Sharp drop in numbers of North Korean defectors reaching safety in the south

The number of North Korean refugees finding safety in South Korea has dropped sharply this year amid an ongoing security crackdown in China, the country that represents their most common escape route.

Only 192 refugees made it south in the first quarter of 2018, 31% down on the same period in 2017, a year which overall saw the lowest annual figures of escapees since 2001, according to Sokeel Park, the South Korea country director for Liberty in North Korea, a group helping to rescue defectors.

The figures, obtained by Mr Park from Seoul’s ministry of unification, show a downward long term trend of the numbers escaping the north, which began with a sharp drop in 2011 when Kim Jong-un came to power.

In an interview, Mr Park described the downward spiral as “very concerning”, attributing it primarily to “security on both sides of the border” and within China.

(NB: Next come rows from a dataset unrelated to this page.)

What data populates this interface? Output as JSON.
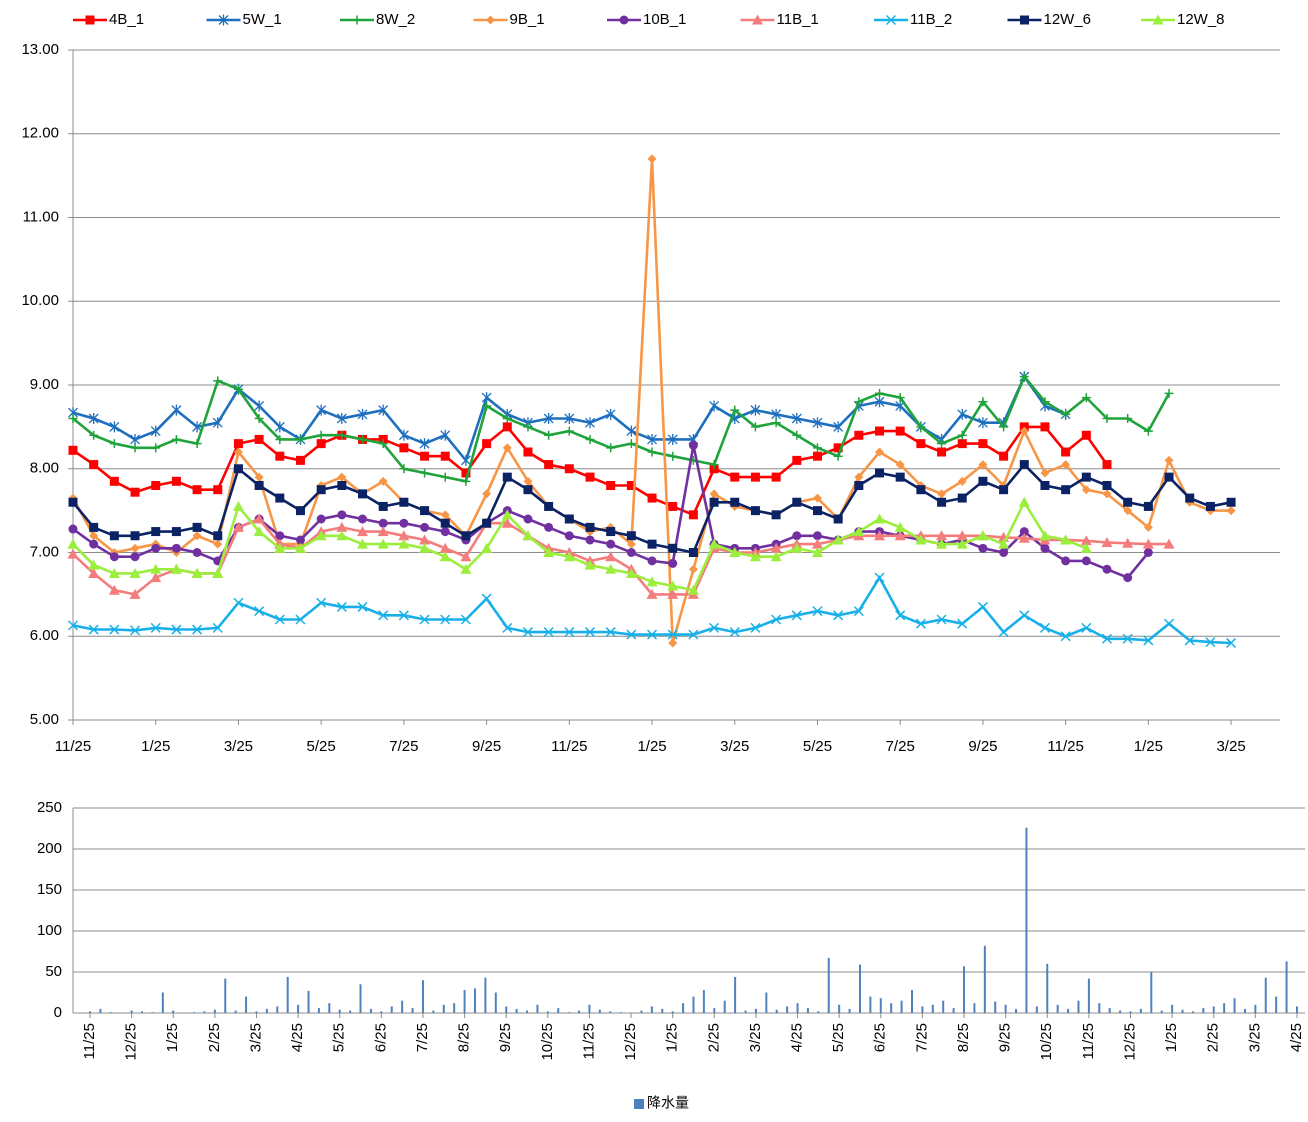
{
  "chart_data": [
    {
      "type": "line",
      "categories": [
        "11/25",
        null,
        null,
        null,
        "1/25",
        null,
        null,
        null,
        "3/25",
        null,
        null,
        null,
        "5/25",
        null,
        null,
        null,
        "7/25",
        null,
        null,
        null,
        "9/25",
        null,
        null,
        null,
        "11/25",
        null,
        null,
        null,
        "1/25",
        null,
        null,
        null,
        "3/25",
        null,
        null,
        null,
        "5/25",
        null,
        null,
        null,
        "7/25",
        null,
        null,
        null,
        "9/25",
        null,
        null,
        null,
        "11/25",
        null,
        null,
        null,
        "1/25",
        null,
        null,
        null,
        "3/25"
      ],
      "ylim": [
        5,
        13
      ],
      "yticks": [
        {
          "value": 5,
          "label": "5.00"
        },
        {
          "value": 6,
          "label": "6.00"
        },
        {
          "value": 7,
          "label": "7.00"
        },
        {
          "value": 8,
          "label": "8.00"
        },
        {
          "value": 9,
          "label": "9.00"
        },
        {
          "value": 10,
          "label": "10.00"
        },
        {
          "value": 11,
          "label": "11.00"
        },
        {
          "value": 12,
          "label": "12.00"
        },
        {
          "value": 13,
          "label": "13.00"
        }
      ],
      "grid": true,
      "legend": "top",
      "series": [
        {
          "name": "4B_1",
          "color": "#ff0000",
          "marker": "square",
          "values": [
            8.22,
            8.05,
            7.85,
            7.72,
            7.8,
            7.85,
            7.75,
            7.75,
            8.3,
            8.35,
            8.15,
            8.1,
            8.3,
            8.4,
            8.35,
            8.35,
            8.25,
            8.15,
            8.15,
            7.95,
            8.3,
            8.5,
            8.2,
            8.05,
            8.0,
            7.9,
            7.8,
            7.8,
            7.65,
            7.55,
            7.45,
            8.0,
            7.9,
            7.9,
            7.9,
            8.1,
            8.15,
            8.25,
            8.4,
            8.45,
            8.45,
            8.3,
            8.2,
            8.3,
            8.3,
            8.15,
            8.5,
            8.5,
            8.2,
            8.4,
            8.05,
            null,
            null,
            null,
            null,
            null,
            null
          ]
        },
        {
          "name": "5W_1",
          "color": "#1f6fbf",
          "marker": "asterisk",
          "values": [
            8.67,
            8.6,
            8.5,
            8.35,
            8.45,
            8.7,
            8.5,
            8.55,
            8.95,
            8.75,
            8.5,
            8.35,
            8.7,
            8.6,
            8.65,
            8.7,
            8.4,
            8.3,
            8.4,
            8.1,
            8.85,
            8.65,
            8.55,
            8.6,
            8.6,
            8.55,
            8.65,
            8.45,
            8.35,
            8.35,
            8.35,
            8.75,
            8.6,
            8.7,
            8.65,
            8.6,
            8.55,
            8.5,
            8.75,
            8.8,
            8.75,
            8.5,
            8.35,
            8.65,
            8.55,
            8.55,
            9.1,
            8.75,
            8.65,
            null,
            null,
            null,
            null,
            null,
            null,
            null,
            null
          ]
        },
        {
          "name": "8W_2",
          "color": "#1fa33a",
          "marker": "plus",
          "values": [
            8.6,
            8.4,
            8.3,
            8.25,
            8.25,
            8.35,
            8.3,
            9.05,
            8.95,
            8.6,
            8.35,
            8.35,
            8.4,
            8.4,
            8.35,
            8.3,
            8.0,
            7.95,
            7.9,
            7.85,
            8.75,
            8.6,
            8.5,
            8.4,
            8.45,
            8.35,
            8.25,
            8.3,
            8.2,
            8.15,
            8.1,
            8.05,
            8.7,
            8.5,
            8.55,
            8.4,
            8.25,
            8.15,
            8.8,
            8.9,
            8.85,
            8.5,
            8.3,
            8.4,
            8.8,
            8.5,
            9.1,
            8.8,
            8.65,
            8.85,
            8.6,
            8.6,
            8.45,
            8.9,
            null,
            null,
            null
          ]
        },
        {
          "name": "9B_1",
          "color": "#f79646",
          "marker": "diamond",
          "values": [
            7.65,
            7.2,
            7.0,
            7.05,
            7.1,
            7.0,
            7.2,
            7.1,
            8.2,
            7.9,
            7.1,
            7.1,
            7.8,
            7.9,
            7.7,
            7.85,
            7.6,
            7.5,
            7.45,
            7.2,
            7.7,
            8.25,
            7.85,
            7.55,
            7.4,
            7.25,
            7.3,
            7.1,
            11.7,
            5.92,
            6.8,
            7.7,
            7.55,
            7.5,
            7.45,
            7.6,
            7.65,
            7.4,
            7.9,
            8.2,
            8.05,
            7.8,
            7.7,
            7.85,
            8.05,
            7.8,
            8.45,
            7.95,
            8.05,
            7.75,
            7.7,
            7.5,
            7.3,
            8.1,
            7.6,
            7.5,
            7.5
          ]
        },
        {
          "name": "10B_1",
          "color": "#7030a0",
          "marker": "circle",
          "values": [
            7.28,
            7.1,
            6.95,
            6.95,
            7.05,
            7.05,
            7.0,
            6.9,
            7.3,
            7.4,
            7.2,
            7.15,
            7.4,
            7.45,
            7.4,
            7.35,
            7.35,
            7.3,
            7.25,
            7.15,
            7.35,
            7.5,
            7.4,
            7.3,
            7.2,
            7.15,
            7.1,
            7.0,
            6.9,
            6.87,
            8.28,
            7.1,
            7.05,
            7.05,
            7.1,
            7.2,
            7.2,
            7.15,
            7.25,
            7.25,
            7.2,
            7.15,
            7.1,
            7.15,
            7.05,
            7.0,
            7.25,
            7.05,
            6.9,
            6.9,
            6.8,
            6.7,
            7.0,
            null,
            null,
            null,
            null
          ]
        },
        {
          "name": "11B_1",
          "color": "#f47c7c",
          "marker": "triangle",
          "values": [
            6.98,
            6.75,
            6.55,
            6.5,
            6.7,
            6.8,
            6.75,
            6.75,
            7.3,
            7.4,
            7.1,
            7.05,
            7.25,
            7.3,
            7.25,
            7.25,
            7.2,
            7.15,
            7.05,
            6.95,
            7.35,
            7.35,
            7.2,
            7.05,
            7.0,
            6.9,
            6.95,
            6.8,
            6.5,
            6.5,
            6.5,
            7.05,
            7.0,
            7.0,
            7.05,
            7.1,
            7.1,
            7.15,
            7.2,
            7.2,
            7.2,
            7.2,
            7.2,
            7.2,
            7.2,
            7.18,
            7.17,
            7.15,
            7.15,
            7.14,
            7.12,
            7.11,
            7.1,
            7.1,
            null,
            null,
            null
          ]
        },
        {
          "name": "11B_2",
          "color": "#17b0e8",
          "marker": "x",
          "values": [
            6.13,
            6.08,
            6.08,
            6.07,
            6.1,
            6.08,
            6.08,
            6.1,
            6.4,
            6.3,
            6.2,
            6.2,
            6.4,
            6.35,
            6.35,
            6.25,
            6.25,
            6.2,
            6.2,
            6.2,
            6.45,
            6.1,
            6.05,
            6.05,
            6.05,
            6.05,
            6.05,
            6.02,
            6.02,
            6.02,
            6.02,
            6.1,
            6.05,
            6.1,
            6.2,
            6.25,
            6.3,
            6.25,
            6.3,
            6.7,
            6.25,
            6.15,
            6.2,
            6.15,
            6.35,
            6.05,
            6.25,
            6.1,
            6.0,
            6.1,
            5.97,
            5.97,
            5.95,
            6.15,
            5.95,
            5.93,
            5.92
          ]
        },
        {
          "name": "12W_6",
          "color": "#0b2265",
          "marker": "square",
          "values": [
            7.6,
            7.3,
            7.2,
            7.2,
            7.25,
            7.25,
            7.3,
            7.2,
            8.0,
            7.8,
            7.65,
            7.5,
            7.75,
            7.8,
            7.7,
            7.55,
            7.6,
            7.5,
            7.35,
            7.2,
            7.35,
            7.9,
            7.75,
            7.55,
            7.4,
            7.3,
            7.25,
            7.2,
            7.1,
            7.05,
            7.0,
            7.6,
            7.6,
            7.5,
            7.45,
            7.6,
            7.5,
            7.4,
            7.8,
            7.95,
            7.9,
            7.75,
            7.6,
            7.65,
            7.85,
            7.75,
            8.05,
            7.8,
            7.75,
            7.9,
            7.8,
            7.6,
            7.55,
            7.9,
            7.65,
            7.55,
            7.6
          ]
        },
        {
          "name": "12W_8",
          "color": "#9bef3c",
          "marker": "triangle",
          "values": [
            7.1,
            6.85,
            6.75,
            6.75,
            6.8,
            6.8,
            6.75,
            6.75,
            7.55,
            7.25,
            7.05,
            7.05,
            7.2,
            7.2,
            7.1,
            7.1,
            7.1,
            7.05,
            6.95,
            6.8,
            7.05,
            7.45,
            7.2,
            7.0,
            6.95,
            6.85,
            6.8,
            6.75,
            6.65,
            6.6,
            6.55,
            7.1,
            7.0,
            6.95,
            6.95,
            7.05,
            7.0,
            7.15,
            7.25,
            7.4,
            7.3,
            7.15,
            7.1,
            7.1,
            7.2,
            7.1,
            7.6,
            7.2,
            7.15,
            7.05,
            null,
            null,
            null,
            null,
            null,
            null,
            null
          ]
        }
      ]
    },
    {
      "type": "bar",
      "categories": [
        "11/25",
        null,
        null,
        null,
        "12/25",
        null,
        null,
        null,
        "1/25",
        null,
        null,
        null,
        "2/25",
        null,
        null,
        null,
        "3/25",
        null,
        null,
        null,
        "4/25",
        null,
        null,
        null,
        "5/25",
        null,
        null,
        null,
        "6/25",
        null,
        null,
        null,
        "7/25",
        null,
        null,
        null,
        "8/25",
        null,
        null,
        null,
        "9/25",
        null,
        null,
        null,
        "10/25",
        null,
        null,
        null,
        "11/25",
        null,
        null,
        null,
        "12/25",
        null,
        null,
        null,
        "1/25",
        null,
        null,
        null,
        "2/25",
        null,
        null,
        null,
        "3/25",
        null,
        null,
        null,
        "4/25",
        null,
        null,
        null,
        "5/25",
        null,
        null,
        null,
        "6/25",
        null,
        null,
        null,
        "7/25",
        null,
        null,
        null,
        "8/25",
        null,
        null,
        null,
        "9/25",
        null,
        null,
        null,
        "10/25",
        null,
        null,
        null,
        "11/25",
        null,
        null,
        null,
        "12/25",
        null,
        null,
        null,
        "1/25",
        null,
        null,
        null,
        "2/25",
        null,
        null,
        null,
        "3/25",
        null,
        null,
        null,
        "4/25"
      ],
      "ylim": [
        0,
        250
      ],
      "yticks": [
        0,
        50,
        100,
        150,
        200,
        250
      ],
      "grid": true,
      "legend": "bottom",
      "series": [
        {
          "name": "降水量",
          "color": "#4f81bd",
          "values": [
            2,
            5,
            1,
            0,
            3,
            2,
            1,
            25,
            3,
            0,
            1,
            2,
            4,
            42,
            3,
            20,
            2,
            5,
            8,
            44,
            10,
            27,
            6,
            12,
            4,
            3,
            35,
            5,
            2,
            8,
            15,
            6,
            40,
            3,
            10,
            12,
            28,
            30,
            43,
            25,
            8,
            5,
            3,
            10,
            2,
            6,
            1,
            3,
            10,
            4,
            2,
            1,
            0,
            3,
            8,
            5,
            2,
            12,
            20,
            28,
            6,
            15,
            44,
            3,
            5,
            25,
            4,
            8,
            12,
            6,
            2,
            67,
            10,
            5,
            59,
            20,
            18,
            12,
            15,
            28,
            8,
            10,
            15,
            6,
            57,
            12,
            82,
            14,
            10,
            5,
            226,
            8,
            60,
            10,
            5,
            15,
            42,
            12,
            6,
            3,
            2,
            5,
            50,
            3,
            10,
            4,
            2,
            6,
            8,
            12,
            18,
            5,
            10,
            43,
            20,
            63,
            8
          ]
        }
      ]
    }
  ]
}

“The Chinese authorities are more top of what is going on within their borders and North Korean refugees get arrested not just in the northeast of China but even in the south and southwest, just before they get into southeast Asia,” he said.

“Last year was a particularly bad year,” Mr Park said. “The crackdowns in China were so widespread and so severe.”

Only 192 refugees from Kim Jong-Un's regime in North Korea made it south in the first quarter of 2018, a 31% drop on the previous year

Only 192 refugees from Kim Jong-Un’s regime in North Korea made it south in the first quarter of 2018, a 31% drop on the previous year


While the overall downward trend could be attributed in part to an improving economy under Kim Jong-un, the last year had seen citizens squeezed both by economic sanctions and by the tightening of barriers to their escape.

Of some 30,000 defectors who currently live in South Korea, most fled initially through China, then via southeast Asian countries including Thailand and Laos.

 “For those making it across the [North Korean] border, the Chinese authorities make the journey to the safety of a third country particularly challenging,” said Michael Glendinning, director of Connect North Korea, a UK-based registered charity helping refugees.  

“There have been a number of cases of large groups being caught and sent back to North Korea recently where they face punishment and increased surveillance.”

Mr Glendinning urged the international community to place pressure on the Chinese government to release any detained North Koreans to a safe country.